Prenatal Maternal Stress Causes Preterm Birth and Affects Neonatal Adaptive Immunity in Mice

Valeria Garcia-Flores et al. Front Immunol. .
Free PMC article

Abstract

Maternal stress is a well-established risk factor for preterm birth and has been associated with adverse neonatal outcomes in the first and subsequent generations, including increased susceptibility to disease and lasting immunological changes. However, a causal link between prenatal maternal stress and preterm birth, as well as compromised neonatal immunity, has yet to be established. To fill this gap in knowledge, we used a murine model of prenatal maternal stress across three generations and high-dimensional flow cytometry to evaluate neonatal adaptive immunity. We report that recurrent prenatal maternal stress induced preterm birth in the first and second filial generations and negatively impacted early neonatal growth. Strikingly, prenatal maternal stress induced a systematic reduction in T cells and B cells, the former including regulatory CD4+ T cells as well as IL-4- and IL-17A-producing T cells, in the second generation. Yet, neonatal adaptive immunity gained resilience against prenatal maternal stress by the third generation. We also show that the rate of prenatal maternal stress-induced preterm birth can be reduced upon cessation of stress, though neonatal growth impairments persisted. These findings provide evidence that prenatal maternal stress causes preterm birth and affects neonatal immunity across generations, adverse effects that can be ameliorated upon cessation.

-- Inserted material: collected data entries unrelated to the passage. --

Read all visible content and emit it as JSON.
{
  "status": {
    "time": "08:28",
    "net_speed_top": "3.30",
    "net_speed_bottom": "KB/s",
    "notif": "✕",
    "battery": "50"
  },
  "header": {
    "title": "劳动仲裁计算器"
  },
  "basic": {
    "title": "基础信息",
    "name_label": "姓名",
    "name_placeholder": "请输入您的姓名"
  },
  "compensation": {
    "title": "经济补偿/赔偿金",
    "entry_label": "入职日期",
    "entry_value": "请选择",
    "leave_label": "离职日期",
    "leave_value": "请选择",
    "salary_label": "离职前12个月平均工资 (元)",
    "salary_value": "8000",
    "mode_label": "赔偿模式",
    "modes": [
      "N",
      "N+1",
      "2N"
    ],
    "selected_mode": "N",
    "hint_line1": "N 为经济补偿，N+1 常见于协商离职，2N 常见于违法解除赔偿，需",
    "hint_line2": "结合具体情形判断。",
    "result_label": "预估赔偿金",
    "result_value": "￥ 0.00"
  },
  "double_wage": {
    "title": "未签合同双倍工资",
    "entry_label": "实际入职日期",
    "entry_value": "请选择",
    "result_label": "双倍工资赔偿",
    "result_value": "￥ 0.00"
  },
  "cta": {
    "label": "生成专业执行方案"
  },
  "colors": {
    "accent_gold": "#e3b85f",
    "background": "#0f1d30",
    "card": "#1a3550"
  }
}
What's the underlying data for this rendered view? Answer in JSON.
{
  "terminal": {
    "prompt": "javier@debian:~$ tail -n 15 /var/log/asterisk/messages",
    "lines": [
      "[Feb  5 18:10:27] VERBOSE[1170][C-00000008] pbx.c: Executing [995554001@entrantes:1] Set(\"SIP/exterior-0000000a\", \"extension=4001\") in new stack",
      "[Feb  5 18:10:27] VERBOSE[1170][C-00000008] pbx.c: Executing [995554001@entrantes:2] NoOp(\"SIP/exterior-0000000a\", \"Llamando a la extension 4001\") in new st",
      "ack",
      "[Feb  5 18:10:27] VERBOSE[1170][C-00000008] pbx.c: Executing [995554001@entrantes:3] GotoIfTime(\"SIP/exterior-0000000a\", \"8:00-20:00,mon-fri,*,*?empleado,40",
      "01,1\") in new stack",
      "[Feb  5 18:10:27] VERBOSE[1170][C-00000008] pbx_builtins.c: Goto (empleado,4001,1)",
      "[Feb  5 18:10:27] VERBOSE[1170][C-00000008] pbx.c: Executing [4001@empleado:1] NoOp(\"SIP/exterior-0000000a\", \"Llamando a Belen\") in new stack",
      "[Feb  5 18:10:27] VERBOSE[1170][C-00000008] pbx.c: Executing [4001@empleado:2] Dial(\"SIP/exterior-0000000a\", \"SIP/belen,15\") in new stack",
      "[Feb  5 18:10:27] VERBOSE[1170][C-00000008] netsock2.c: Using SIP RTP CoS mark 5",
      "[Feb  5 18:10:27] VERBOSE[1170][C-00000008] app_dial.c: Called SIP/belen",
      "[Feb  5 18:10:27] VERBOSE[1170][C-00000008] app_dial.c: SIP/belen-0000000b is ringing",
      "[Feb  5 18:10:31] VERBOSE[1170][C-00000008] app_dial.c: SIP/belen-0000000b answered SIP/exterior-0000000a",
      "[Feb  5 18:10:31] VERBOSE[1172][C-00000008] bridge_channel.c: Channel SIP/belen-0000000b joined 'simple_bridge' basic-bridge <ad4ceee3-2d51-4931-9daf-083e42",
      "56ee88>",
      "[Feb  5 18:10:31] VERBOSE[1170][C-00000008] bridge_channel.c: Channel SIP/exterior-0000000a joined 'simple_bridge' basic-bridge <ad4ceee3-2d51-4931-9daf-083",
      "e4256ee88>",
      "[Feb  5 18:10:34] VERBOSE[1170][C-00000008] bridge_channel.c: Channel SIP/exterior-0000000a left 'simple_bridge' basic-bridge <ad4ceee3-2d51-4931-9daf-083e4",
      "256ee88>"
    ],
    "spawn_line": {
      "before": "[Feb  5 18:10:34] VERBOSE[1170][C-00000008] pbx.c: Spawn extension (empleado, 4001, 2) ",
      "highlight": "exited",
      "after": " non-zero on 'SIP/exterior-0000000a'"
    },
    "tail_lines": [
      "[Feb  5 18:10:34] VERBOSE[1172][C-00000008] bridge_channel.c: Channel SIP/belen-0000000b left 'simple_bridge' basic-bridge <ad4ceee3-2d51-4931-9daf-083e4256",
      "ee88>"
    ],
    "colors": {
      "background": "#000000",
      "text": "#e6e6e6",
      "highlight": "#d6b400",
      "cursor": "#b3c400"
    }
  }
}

Keywords: T cells; birthweight; neonates; offspring; preterm labor.

Figures

Figure 1
Figure 1
Maternal outcomes of prenatal maternal stress across generations. (A) Experimental design of alternating, unpredictable stress procedure. (B) Maternal corticosterone levels across generations 1 week after delivery (control n = 13; F0-S n = 14; F1-SS n = 12; F2-SSS n = 11). (C) Rates of delivery in each generation, specified as preterm, early, and term delivery (control n = 13; F0-S n = 23; F1-SS n = 27; F2-SSS n = 32). (D) Maternal weight gain across generations (control n = 13; F0-S n = 21; F1-SS n = 27; F2-SSS n = 32). (E) Number of pups per dam across generations (control n = 15; F0-S n = 25; F1-SS n = 27; F2-SSS n = 36). For box plots, mid-lines indicate medians, boxes indicate interquartile ranges, and whiskers indicate min-max range.
Figure 2
Figure 2
Neonatal outcomes of prenatal maternal stress across generations. (A) Experimental design of neonates born to stressed dams across generations. (B) Rate of neonatal mortality at birth in each generation (control n = 10; F1-S n = 19; F2-SS n = 19; F3-SSS n = 30). (C) Growth trajectory of neonates in the first 3 weeks after birth (control n = 5 litters; F1-S n = 8 litters; F2-SS n = 2 litters; F3-SSS n = 21 litters). Data are presented as mean ± standard error of the mean.
Figure 3
Figure 3
Immunophenotyping of naïve, memory, and effector T cells in prenatally stressed neonates. (A) Gating strategy used to identify T cell subsets. (B–D) Number of naïve T cells, (E–G) memory T cells, and (H–J) effector T cells (control n = 19; F2-SS n = 21; F3-SSS n = 9). Mid-lines indicate medians, boxes indicate interquartile ranges, and whiskers indicate min–max range.
Figure 4
Figure 4
Immunophenotyping of T cell subsets in prenatally stressed neonates. (A) Gating strategy used to identify T cell subsets. (B) Number of conventional T cells, (C) CD4+ T cells, (D) CD8+ T cells, (E) regulatory CD4+ T cells or CD4+ Tregs, (F) CD8+FoxP3+ T cells, (G) Th1 cells, (H) Th2 cells, (I) Th17 cells, (J) CD8+IFNγ+ T cells, (K) CD8+IL-4+ T cells, (L) CD8+IL-17A+ T cells (control n = 19; F2-SS n = 21; F3-SSS n = 9). Mid-lines indicate medians, boxes indicate interquartile ranges, and whiskers indicate min–max range.
Figure 5
Figure 5
Immunophenotyping of B cells in prenatally stressed neonates. (A) Gating strategy used to identify B cells. (B) Total number of B cells, (C) B1-like cells, and (D) B2-like cells (control n = 19; F2-SS n = 21; F3-SSS n = 9). Mid-lines indicate medians, boxes indicate interquartile ranges, and whiskers indicate min–max range.
Figure 6
Figure 6
Immunophenotyping of CD71+ erythroid cells in prenatally stressed neonates. (A) Gating strategy used to identify CD71+ erythroid cells. (B) Number of CD71+ erythroid cells (control n = 18; F2-SS n = 21; F3-SSS n = 9). Mid-lines indicate medians, boxes indicate interquartile ranges, and whiskers indicate min–max range.
Figure 7
Figure 7
Experimental outcome of stress cessation cohort. (A) Experimental design of stress procedure. Animals of the parental generation (F0-S) were stressed and their pregnant daughters were either stressed (F1-SS) or not stressed (F1-SNS). (B) Rates of delivery in the control, F1-SS, and F1-SNS groups (control n = 13; F1-SS n = 27; F1-SNS n = 17). (C) Growth trajectory of F2-SS and F2-SNS neonates in the first 3 weeks after birth (F2-SS n = 2 litters; F2-SNS n = 10 litters). Data are presented as mean ± standard error of the mean.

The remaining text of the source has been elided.